Even the BMW i4 gets the iDrive rotary controller. Besides that, Apple CarPlay and Android Auto will be present. Also, the company has said the car will receive regular over-the-air updates, like Tesla. The dial though has a crystal bezel, which is picked directly from the 8-series.
- Hans Zimmer
To make the BMW i4 extra special, Hans Zimmer created a series of sounds for the car. So every time you open the door or switch driving modes, expect a bit of the Zimmer magic to waft through the beautifully crafted speakers.
- The Drive
BMW knows a thing or two about how to make a car dance. Without any of the internal-combustion-related fuss and delay in performance, the electric BMW i4 is going to shoot past most other gas and diesel-powered cars on the road. In the twisties, the i4 will rely on the single electric motor, helped along by torque vectoring and three driving modes (Core, Sport, Efficient).
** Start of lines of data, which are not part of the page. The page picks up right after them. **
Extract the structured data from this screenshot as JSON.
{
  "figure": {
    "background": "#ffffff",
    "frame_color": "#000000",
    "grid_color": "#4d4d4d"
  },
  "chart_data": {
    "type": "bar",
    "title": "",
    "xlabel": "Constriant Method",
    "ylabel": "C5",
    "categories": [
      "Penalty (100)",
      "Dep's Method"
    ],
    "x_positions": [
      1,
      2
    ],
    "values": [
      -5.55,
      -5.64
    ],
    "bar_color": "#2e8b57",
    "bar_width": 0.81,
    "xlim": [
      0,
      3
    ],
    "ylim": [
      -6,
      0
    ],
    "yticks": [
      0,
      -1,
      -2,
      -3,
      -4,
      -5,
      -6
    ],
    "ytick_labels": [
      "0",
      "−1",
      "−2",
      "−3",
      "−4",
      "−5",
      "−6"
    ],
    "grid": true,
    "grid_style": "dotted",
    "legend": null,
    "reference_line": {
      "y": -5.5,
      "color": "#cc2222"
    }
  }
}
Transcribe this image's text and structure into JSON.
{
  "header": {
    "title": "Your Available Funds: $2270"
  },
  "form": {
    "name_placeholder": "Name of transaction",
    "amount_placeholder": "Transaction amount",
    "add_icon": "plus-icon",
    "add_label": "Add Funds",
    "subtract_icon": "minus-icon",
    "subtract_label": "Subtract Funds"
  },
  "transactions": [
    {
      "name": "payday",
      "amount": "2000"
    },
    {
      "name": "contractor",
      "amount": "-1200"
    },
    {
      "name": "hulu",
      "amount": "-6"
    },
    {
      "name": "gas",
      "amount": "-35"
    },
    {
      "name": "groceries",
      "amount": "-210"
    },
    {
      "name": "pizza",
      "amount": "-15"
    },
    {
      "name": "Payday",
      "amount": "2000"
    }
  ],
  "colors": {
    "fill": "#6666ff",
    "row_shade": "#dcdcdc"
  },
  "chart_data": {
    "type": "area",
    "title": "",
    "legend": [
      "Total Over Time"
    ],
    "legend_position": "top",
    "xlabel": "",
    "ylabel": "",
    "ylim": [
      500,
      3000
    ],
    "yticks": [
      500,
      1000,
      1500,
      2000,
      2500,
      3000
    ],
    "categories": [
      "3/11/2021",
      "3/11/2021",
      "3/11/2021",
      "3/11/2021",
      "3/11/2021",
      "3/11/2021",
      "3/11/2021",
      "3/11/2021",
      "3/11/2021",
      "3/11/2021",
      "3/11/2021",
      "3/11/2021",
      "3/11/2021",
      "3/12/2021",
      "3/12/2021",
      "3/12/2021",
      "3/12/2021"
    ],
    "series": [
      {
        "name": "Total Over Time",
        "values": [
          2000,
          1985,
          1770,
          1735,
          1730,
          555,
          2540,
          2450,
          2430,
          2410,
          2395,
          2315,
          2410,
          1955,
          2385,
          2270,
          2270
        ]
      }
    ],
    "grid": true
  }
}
The Tesla Model 3 embarrasses sports cars for breakfast, lunch, and dinner. So, we expect the BMW i4 to be better.
- No Autonomous Driving
Again, the Tesla Model 3 offers the Autopilot system, which is not Level-5 rated. BMW, too, has a Personal Co-Pilot software suite that will not do duty in the BMW i4. Like the iX3, the i4 will have Level 3 autonomy.
- The Warranty
The BMW i4 will come with an 8-year/100,000-mile warranty. That should be great news for anyone worried about gremlins popping up within a year of ownership. Electric mobility isn’t perfect yet, and a good example is the Volvo Polestar 2, which was recalled twice in two months because of a glitch that could shut down the car all of a sudden. BMW isn’t exactly the last word in reliability, but we hope they do a good job with the i4.